叫びながら右腕をブンブン振り回す横島。宮崎アニメの真似はおキヌがタマモに噛まれた時の半分も保たなかった。


「こら!!そんな事して抜けたらどうするんだ!?」

「て言うか抜けねえ!!何か、歯とか、もう生えてるしぃぃぃ!!」

「新生児に歯だと!?現代医学はそんな事認めんぞ!!」

「・・ちょっと、あんたまだ引退してなかったの?・・何で産婦人科にまでいるのよ?」

「現代医学は不滅だからだ!!現代医学は全てのジャンルに通用する!!」

「何か違うぞそれ・・って、んな事いーから、早く何とかしてくれーーーーっ!!」


そろそろ自分達も子供の顔を見せて貰おうとガラス窓に回った一同が見たものは、
左手を一児に握られ、右手を一児に噛付かれながら分娩室中を転げ回っている横島忠夫の姿だった。





(・・・絶対、殺してやるからな)

(・・・絶対、そうはさせないわよ)



後日、女児の方は(予定通りと言うか何と言うかで)「蛍」、男児の方は「白巳(はくみ)」と命名されたと言う・・。



(彼らの日々は、続く)
―――――――
彼らの日々は続いてもこの話は、(やっと)完結です。
以前もコメントしたことがありましたが、元々、
「横島の子供に転生するつもりでいたルシオラに正反対の目的でメドーサがかち合って、
すったもんだした挙句まとめて双子として送られてしまう。」
という話を二話くらいでドタバタと書く予定でいたのが何故かこんな事に・・・!?

でも細かく作ったおかげでこれを基にした別の話のねたなんかが複数浮かんできたので
自分的には得しているのかも。(白巳君と蛍ちゃんのその後、転生センターものの二ジャンルで)
二人の子供が前世を引きずるのはこの瞬間が最後で、後は意識せずに自分の人生を歩んで行く様な気がします。

ここでの他の方の作品がヒントになって書かれた部分が色々とあります。例えば、
ルシオラの独白「“その世界”のない所にお前も・・」
これなんかは「オロカナルモノタチ」「箱庭」がヒントになってました。
あと裏設定で、
ルシオラの転生に神界からのプッシュを一番かけてたのが斉天大聖老師(withパビリオ)だったので
副センター長補佐的には人情以外に老師の顔に泥を塗ることにしたくないという判断もあった
・・というのがありましたが、これは「天使で悪魔な小生意気!」からで。

あと没アイデア・・「マXXックス・リロXXッド」ネタ。(ビデオ・DVDリリース記念で。

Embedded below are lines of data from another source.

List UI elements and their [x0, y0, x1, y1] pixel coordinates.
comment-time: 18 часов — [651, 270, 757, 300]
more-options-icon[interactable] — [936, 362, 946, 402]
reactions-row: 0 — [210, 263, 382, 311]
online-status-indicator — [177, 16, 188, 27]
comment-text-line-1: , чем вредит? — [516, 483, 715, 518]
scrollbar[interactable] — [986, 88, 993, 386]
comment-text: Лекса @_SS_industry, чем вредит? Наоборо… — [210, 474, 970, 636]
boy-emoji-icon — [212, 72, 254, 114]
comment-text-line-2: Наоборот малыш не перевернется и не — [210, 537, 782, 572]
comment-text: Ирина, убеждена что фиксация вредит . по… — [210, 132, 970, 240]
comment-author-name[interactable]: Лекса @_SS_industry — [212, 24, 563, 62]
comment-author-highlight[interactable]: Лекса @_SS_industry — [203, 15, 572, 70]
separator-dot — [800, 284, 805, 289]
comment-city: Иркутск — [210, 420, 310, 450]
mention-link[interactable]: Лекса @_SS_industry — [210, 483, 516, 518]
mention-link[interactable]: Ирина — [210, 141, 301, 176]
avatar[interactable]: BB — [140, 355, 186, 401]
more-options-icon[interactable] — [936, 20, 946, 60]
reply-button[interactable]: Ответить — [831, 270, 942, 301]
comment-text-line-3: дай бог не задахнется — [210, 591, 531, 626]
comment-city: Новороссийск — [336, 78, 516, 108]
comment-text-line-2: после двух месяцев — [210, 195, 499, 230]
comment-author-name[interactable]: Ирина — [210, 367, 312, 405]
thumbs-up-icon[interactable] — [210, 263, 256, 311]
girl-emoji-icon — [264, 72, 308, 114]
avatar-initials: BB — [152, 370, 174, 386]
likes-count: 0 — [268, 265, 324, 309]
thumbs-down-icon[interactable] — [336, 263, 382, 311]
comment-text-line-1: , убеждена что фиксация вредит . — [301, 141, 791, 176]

)
二又槍を床に突き立ててそれを軸に回転しながら地蔵や仁王を蹴散らすメドーサ
ルシオラに地蔵が数十体埋め尽くすように折り重なり、その中心部でボーンとはじけ飛ぶ
・・なんてアクションを思いついたけど止めときました。

では、ここまで読んでいただき感想送ってくださった皆さん、ありがとうございました。
返事書いてない時もありましたが、時間の無いときやコメント返すとネタばらしそうな勢いでなんとなく
恐かった時に書きそびれただけなので、感想は全部読ませていただき、参考にもなっています。